When you want to prepare your 3D visualizations for publication in print/PDF you typically want to convert them into a vector graphics format. Three.js is a JavaScript library for creating 3D graphics that can be easily used to create vector graphics images in SVG format from 3D visualizations. Here is an example of how to achieve this – and you can modify the example right in your browser!
The Story
Last year, I created a 3D-visualization of the greatest commond divisor function. Then, a few weeks ago, I wanted to take snapshots of the visualization for inclusion in a research paper I was writing. However, as the research papers was intended for print/PDF publication, I was not satisfied with rasterizing the image (i.e., “taking a screenshot”). I wanted to have a vector graphics version of the image, especially since my visualization consisted entirely of lines. Ideally, I wanted to have the image in SVG format so that I could edit the result in Inkscape, my favorite program for creating mathematical illustrations. Unfortunately, Sage, the computer algebra system in which I had originally prepared the visualization, does (at the time of this writing) not support exporting 3D plots in a vector graphics format. So I had to find a different tool.
Three.js came to the rescue. Three.js is a fantastic JavaScript library for creating 3D graphics in the browser. It is mature, easy to use, has a large community and a creator, Ricardo Cabello, who is extremely helpful. Moreover, I think scientific publishing needs to move away from the PDF as its main medium and start creating web-first publications for the web browser – very much in the spirit of, e.g., MathJax and Substance. So, getting my feet wet with three.js was certainly a worthwhile investment.
In my opinion, the three.js version turned out much nicer than the original. Just as with the original version, you can modify the code producing the visualization right in the browser. However, in contrast to the Sage-based version, there is no need for clunky Java applets to do the rendering and there is no dependency on a Sage Cell server that benevolently does all the computation for the reader of the blog post – now, everything happens right inside the reader’s browser, which makes these kind of interactive documents far easier to host. And of course, you can now take SVG snapshots of the visualization, which was the motivation for the whole exercise.
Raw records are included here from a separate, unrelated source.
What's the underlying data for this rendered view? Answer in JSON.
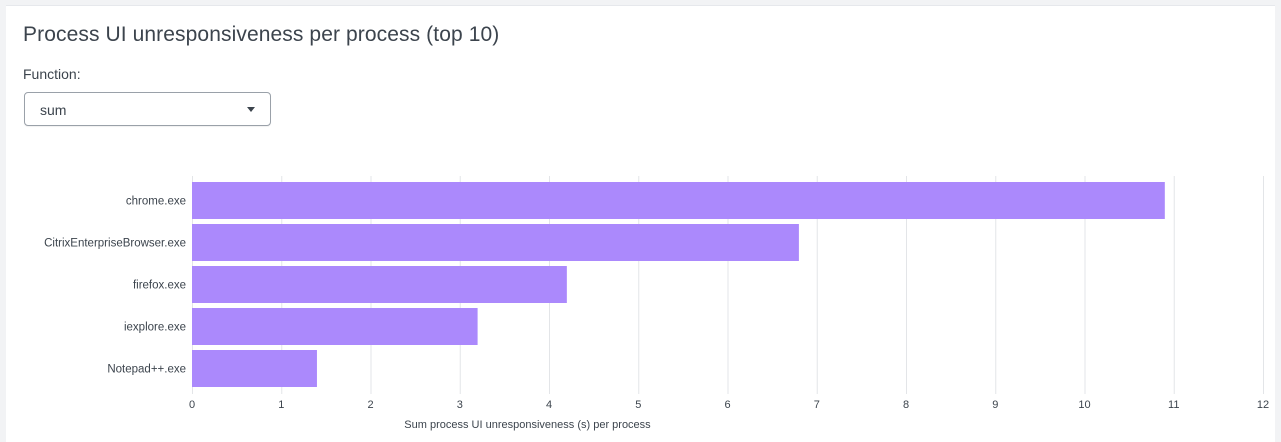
{
  "panel": {
    "title": "Process UI unresponsiveness per process (top 10)",
    "function_label": "Function:",
    "function_select": {
      "value": "sum"
    }
  },
  "chart_data": {
    "type": "bar",
    "orientation": "horizontal",
    "categories": [
      "chrome.exe",
      "CitrixEnterpriseBrowser.exe",
      "firefox.exe",
      "iexplore.exe",
      "Notepad++.exe"
    ],
    "values": [
      10.9,
      6.8,
      4.2,
      3.2,
      1.4
    ],
    "xlabel": "Sum process UI unresponsiveness (s) per process",
    "xlim": [
      0,
      12
    ],
    "xticks": [
      0,
      1,
      2,
      3,
      4,
      5,
      6,
      7,
      8,
      9,
      10,
      11,
      12
    ],
    "grid": true,
    "bar_color": "#ab89fc",
    "grid_color": "#e3e5e8"
  }
}
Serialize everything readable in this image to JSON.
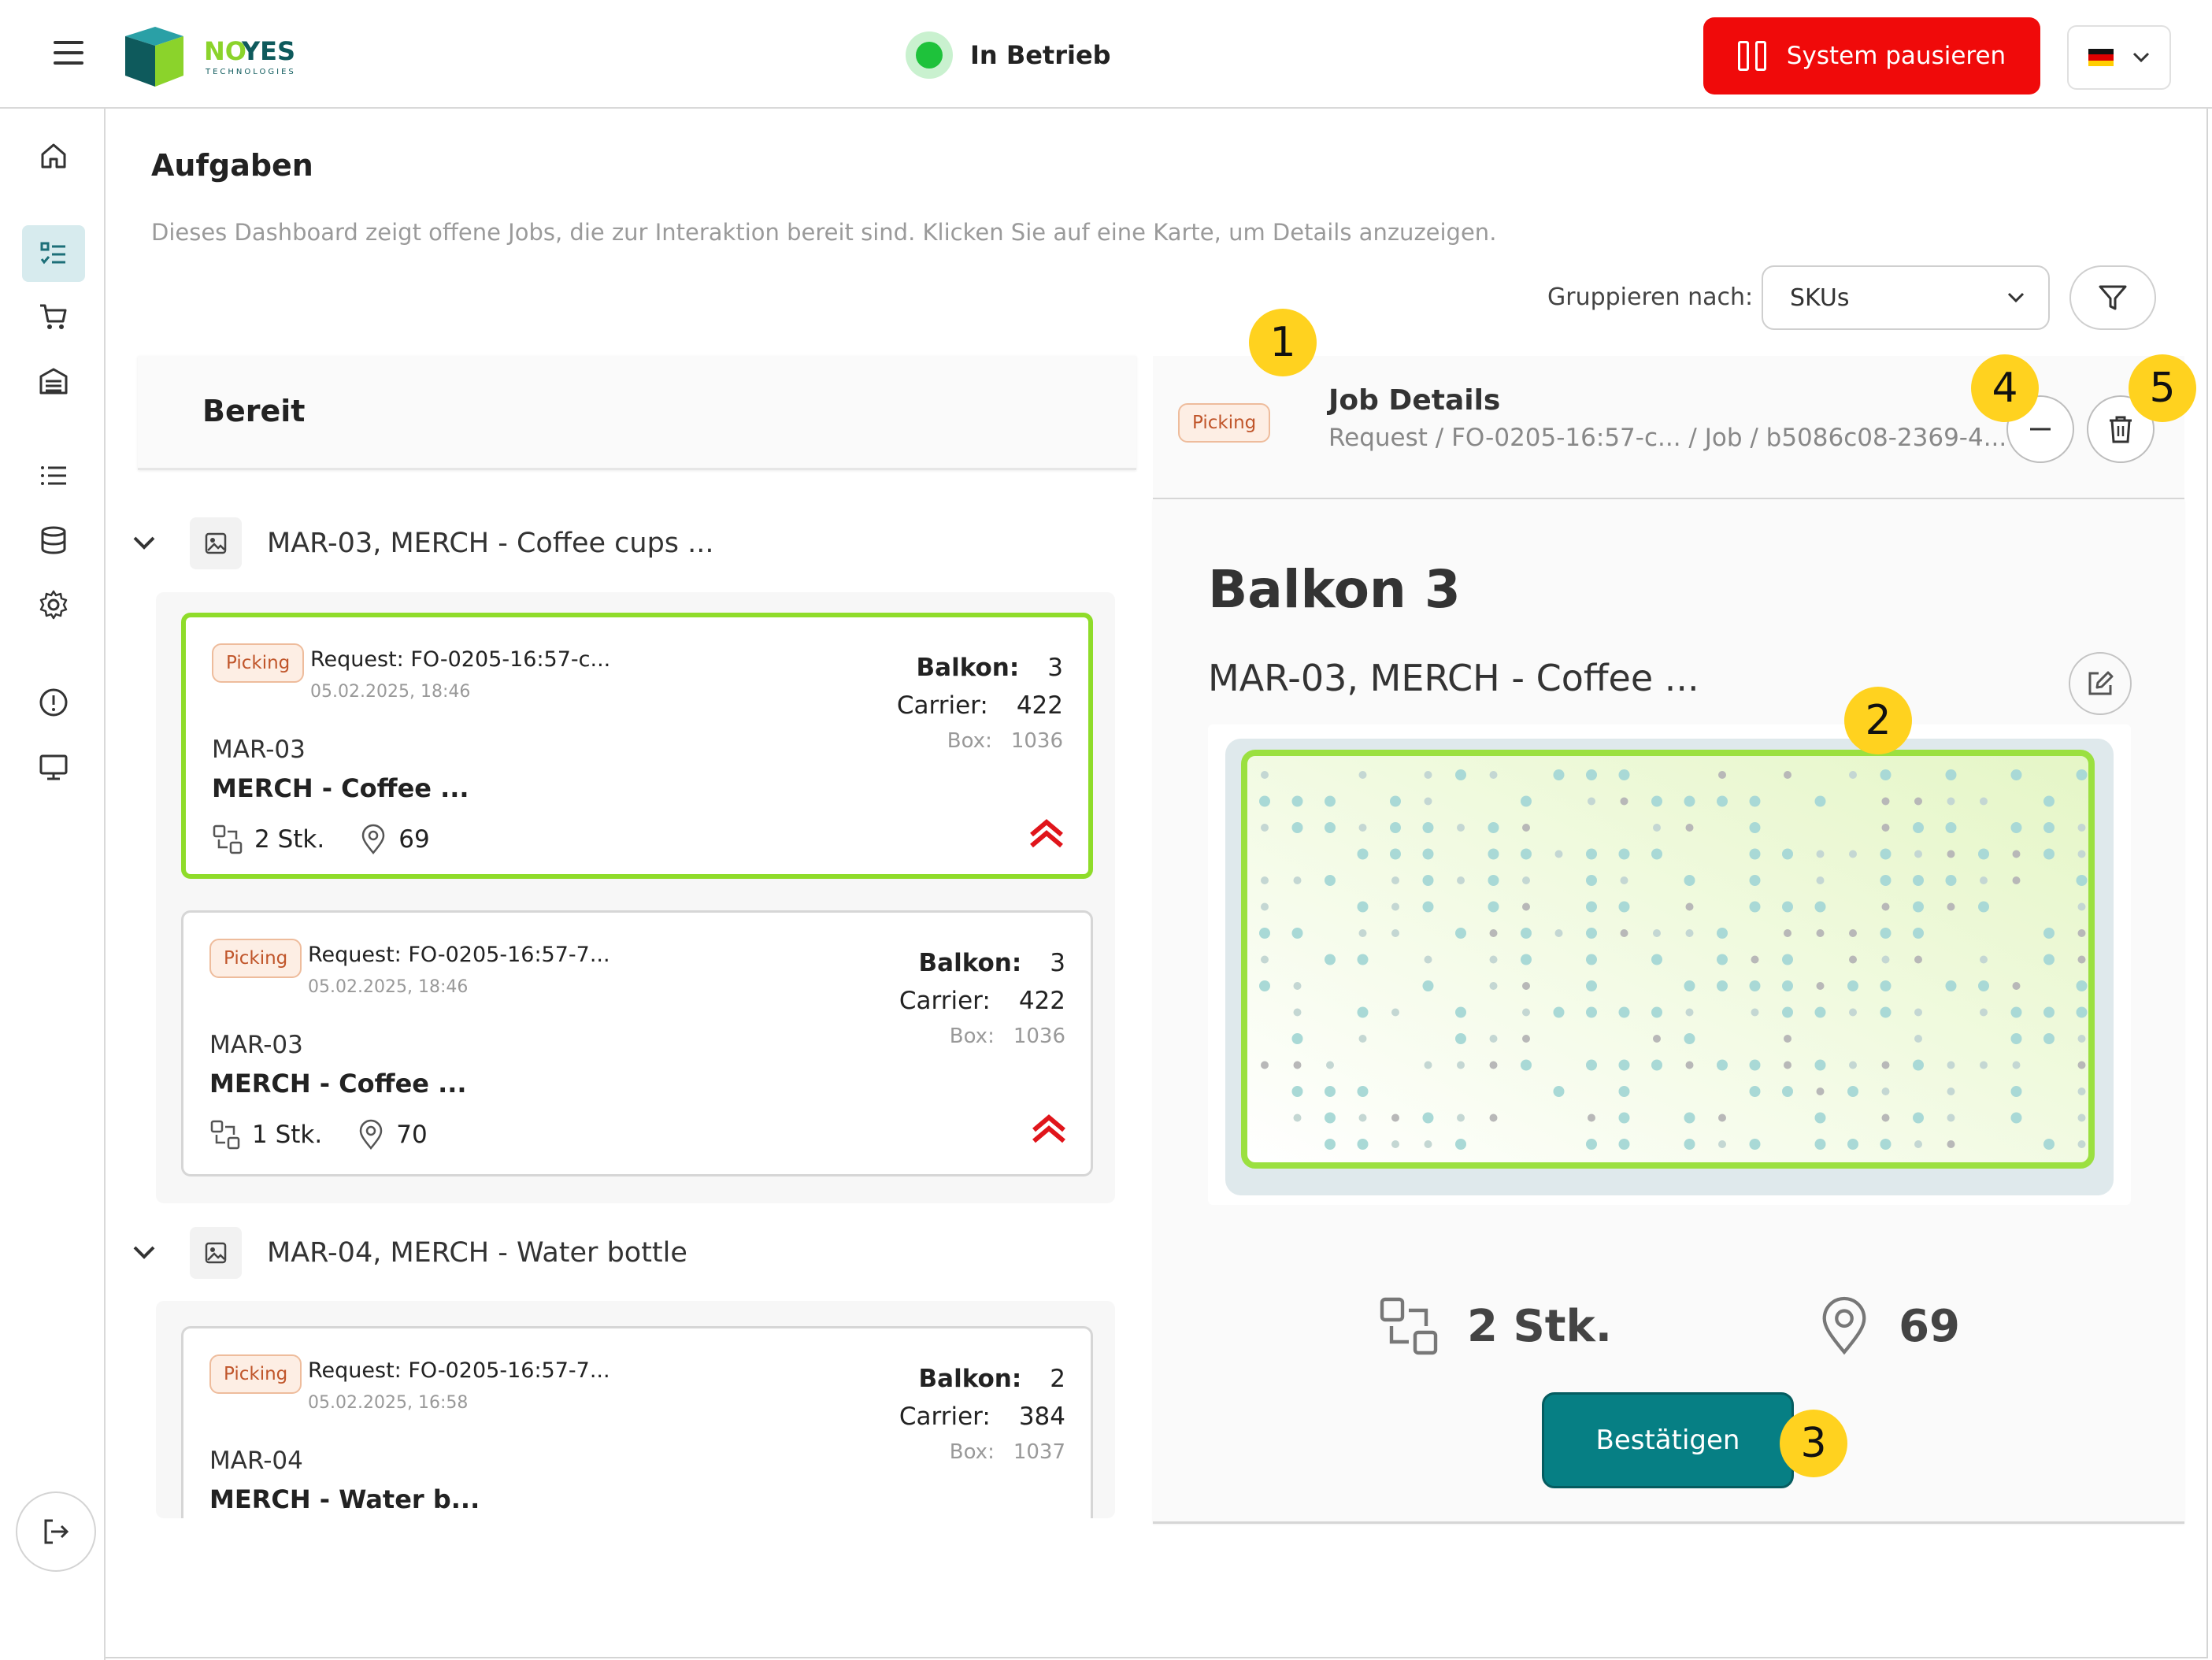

So, let’s move on to the graphics and code.
The 3D Visualization
Below is a graph of the greates common divisor function. See this blog post and this expository paper for the math behind this picture. Use the mouse to zoom and rotate.
To take an SVG snapshot of this picture, click here: SVG snapshot.
The SVG Snapshot
This is a static SVG snapshot of the 3D image above. The SVG source is shown below. Paste it into an .svg
file and open that in Inkscape for editing. This post-processing by hand is extremely useful!
The Code
Here is the code for the visualization. The language is CoffeeScript. Feel free to experiment and change the code. To reload the visualization with the updated code, click: Run!
Naturally, when working on a project of your own, you will want to have the code on your own system. If you want to use this example as a template to start from, feel free to clone my GitHub repository fbreuer/threejs-examples.
The above code uses both the SVGRenderer
and OrbitControls
which are not part of the standard three.js library but can instead be found in the examples directory of official three.js repository. This also means that they have some limitations. For example, the SVGRenderer
does not support all features of the standard three.js renderers and some fiddling may be required.
Next Steps
Of course this is not the end of the story. Inspired by this success, I already have big plans for a next visualization project based on research papers I am currently writing with Dennis Eichhorn and Brandt Kronholm. I also plan to take a closer look at MathBox, which is a wonderful library for math visualization based on three.js.